To determine patient- and procedure-specific factors influencing the overall direct cost of outpatient arthroscopic ACLR utilizing a unique value-driven outcomes (VDO) tool.
Cohort study (economic and decision analysis); Level of evidence, 3.
All ACLRs performed by 4 surgeons over 2 years were retrospectively reviewed. Cost data were derived from the VDO tool. Patient-specific variables included age, body mass index, comorbidities, American Society of Anesthesiologists (ASA) classification, smoking status, preoperative Patient-Reported Outcomes Measurement Information System (PROMIS) Physical Function Computerized Adaptive Testing (PF-CAT) score, and preoperative Single Assessment Numeric Evaluation (SANE) score. Procedure-specific variables included graft type, revision status, associated injuries and procedures, time from injury to ACLR, surgeon, and operating room (OR) time. Multivariate analysis determined patient- and procedure-related predictors of total direct costs.
There were 293 autograft reconstructions, 110 allograft reconstructions, and 31 hybrid reconstructions analyzed. Patient-specific factors did not significantly influence the ACLR cost. The mean OR time was shorter for allograft reconstruction ( < .001). Predictors of an increased direct cost included the use of an allograft or hybrid graft (44.5% and 33.1% increase, respectively; < .001), increased OR time (0.3% increase per minute; < .001), surgeon 3 or 4 (9.1% or 5.9% increase, respectively; < .001 or = .001, respectively), and concomitant meniscus repair (24.4% increase; < .001). Within the meniscus repair cohort, all-inside, root, and combined repairs correlated with a 15.5%, 31.4%, and 53.2% increased mean direct cost, respectively, compared with inside-out repairs ( < .001).

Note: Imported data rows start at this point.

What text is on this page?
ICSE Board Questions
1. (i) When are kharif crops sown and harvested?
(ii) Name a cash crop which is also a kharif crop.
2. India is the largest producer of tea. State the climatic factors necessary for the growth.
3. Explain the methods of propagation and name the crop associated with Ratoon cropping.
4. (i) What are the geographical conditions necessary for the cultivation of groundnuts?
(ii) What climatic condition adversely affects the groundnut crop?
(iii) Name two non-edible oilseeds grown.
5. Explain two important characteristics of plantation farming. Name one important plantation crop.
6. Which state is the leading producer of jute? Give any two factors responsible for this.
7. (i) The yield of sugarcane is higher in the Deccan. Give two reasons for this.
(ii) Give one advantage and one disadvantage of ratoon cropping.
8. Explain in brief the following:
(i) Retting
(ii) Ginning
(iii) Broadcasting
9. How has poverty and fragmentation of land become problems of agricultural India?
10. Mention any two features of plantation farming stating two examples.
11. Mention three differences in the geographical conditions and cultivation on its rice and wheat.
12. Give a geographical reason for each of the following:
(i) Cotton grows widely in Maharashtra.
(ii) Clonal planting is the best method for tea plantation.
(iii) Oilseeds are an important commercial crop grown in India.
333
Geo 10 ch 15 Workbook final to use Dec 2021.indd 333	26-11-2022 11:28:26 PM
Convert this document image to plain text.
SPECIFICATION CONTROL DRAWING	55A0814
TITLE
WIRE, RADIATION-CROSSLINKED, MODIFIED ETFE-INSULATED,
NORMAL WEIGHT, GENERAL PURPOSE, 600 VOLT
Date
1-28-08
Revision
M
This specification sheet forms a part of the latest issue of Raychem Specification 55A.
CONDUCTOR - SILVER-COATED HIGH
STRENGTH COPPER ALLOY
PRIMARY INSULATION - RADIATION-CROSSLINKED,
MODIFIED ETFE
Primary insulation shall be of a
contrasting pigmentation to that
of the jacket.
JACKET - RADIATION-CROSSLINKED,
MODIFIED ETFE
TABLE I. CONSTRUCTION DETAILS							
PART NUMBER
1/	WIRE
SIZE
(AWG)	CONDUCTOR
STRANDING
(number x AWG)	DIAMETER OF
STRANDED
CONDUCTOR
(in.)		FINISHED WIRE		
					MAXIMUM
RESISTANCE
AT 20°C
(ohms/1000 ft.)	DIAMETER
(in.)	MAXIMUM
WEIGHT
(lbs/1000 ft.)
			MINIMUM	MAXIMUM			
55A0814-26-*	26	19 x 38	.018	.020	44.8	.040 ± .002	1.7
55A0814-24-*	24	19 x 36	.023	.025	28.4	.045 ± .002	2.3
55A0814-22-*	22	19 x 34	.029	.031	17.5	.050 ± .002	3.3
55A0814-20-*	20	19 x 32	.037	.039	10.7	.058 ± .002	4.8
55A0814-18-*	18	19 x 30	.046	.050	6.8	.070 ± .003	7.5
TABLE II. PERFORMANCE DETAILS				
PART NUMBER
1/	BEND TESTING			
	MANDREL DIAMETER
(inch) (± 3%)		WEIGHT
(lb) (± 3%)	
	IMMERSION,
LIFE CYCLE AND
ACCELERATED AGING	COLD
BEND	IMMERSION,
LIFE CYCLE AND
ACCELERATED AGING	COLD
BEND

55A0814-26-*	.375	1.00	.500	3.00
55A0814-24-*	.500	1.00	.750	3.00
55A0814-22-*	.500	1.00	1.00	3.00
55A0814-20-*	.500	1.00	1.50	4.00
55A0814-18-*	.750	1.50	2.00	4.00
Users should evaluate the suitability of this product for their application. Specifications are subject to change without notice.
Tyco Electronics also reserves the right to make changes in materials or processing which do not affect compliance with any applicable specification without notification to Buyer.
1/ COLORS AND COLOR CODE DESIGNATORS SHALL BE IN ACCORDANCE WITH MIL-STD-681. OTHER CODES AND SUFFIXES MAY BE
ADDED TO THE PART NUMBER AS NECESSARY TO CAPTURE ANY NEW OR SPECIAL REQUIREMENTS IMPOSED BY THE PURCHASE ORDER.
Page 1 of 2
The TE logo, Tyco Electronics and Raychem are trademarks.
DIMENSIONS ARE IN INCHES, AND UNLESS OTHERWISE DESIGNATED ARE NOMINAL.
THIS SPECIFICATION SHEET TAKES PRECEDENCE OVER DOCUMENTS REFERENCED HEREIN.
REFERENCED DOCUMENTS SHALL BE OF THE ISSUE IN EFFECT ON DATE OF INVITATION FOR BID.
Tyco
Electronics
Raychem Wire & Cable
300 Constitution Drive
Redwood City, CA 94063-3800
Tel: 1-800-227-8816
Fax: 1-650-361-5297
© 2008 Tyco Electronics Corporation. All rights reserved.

This study failed to identify modifiable patient-specific factors influencing direct costs of ACLR. Allografts and hybrid grafts were associated with an increased total direct cost. Meniscus repair independently predicted an increased direct cost, with all-inside, root, and combined repairs being costlier than inside-out repairs. The time-saving potential of all-inside meniscus repair was not realized in this study, making implant use a significant factor in the overall cost of ACLR with meniscus repair.
在门诊手术环境中,很少有研究调查患者特定变量或手术特定因素对前交叉韧带重建(ACLR)总成本的影响。
利用独特的价值驱动结果(VDO)工具,确定影响门诊关节镜下ACLR直接总成本的患者和手术特定因素。
队列研究(经济和决策分析);证据等级为3级。
回顾性分析4位外科医生在2年内进行的所有ACLR手术。成本数据来自VDO工具。患者特定变量包括年龄、体重指数、合并症、美国麻醉医师协会(ASA)分级、吸烟状况、术前患者报告结果测量信息系统(PROMIS)身体功能计算机自适应测试(PF-CAT)评分和术前单一评估数字评价(SANE)评分。手术特定变量包括移植物类型、翻修状态、相关损伤和手术、受伤至ACLR的时间、外科医生和手术室(OR)时间。多变量分析确定了直接总成本的患者和手术相关预测因素。
共分析了293例自体移植物重建、110例同种异体移植物重建和31例混合重建。患者特定因素对ACLR成本没有显著影响。同种异体移植物重建的平均OR时间较短(P<0.001)。直接成本增加的预测因素包括使用同种异体移植物或混合移植物(分别增加44.5%和33.1%;P<0.001)、OR时间增加(每分钟增加0.3%;P<0.001)、外科医生3或4(分别增加9.1%或5.9%;分别为P<0.001或P=0.001)以及同时进行半月板修复(增加24.4%;P<0.001)。在半月板修复队列中,与由外向内修复相比,全内修复、根部修复和联合修复的平均直接成本分别增加了15.5%、31.4%和53.2%(P<0.001)。
本研究未能确定影响ACLR直接成本的可改变患者特定因素。同种异体移植物和混合移植物与直接总成本增加相关。半月板修复独立预测直接成本增加,全内修复、根部修复和联合修复比由外向内修复成本更高。本研究未实现全内半月板修复的省时潜力,使植入物的使用成为半月板修复ACLR总成本的一个重要因素。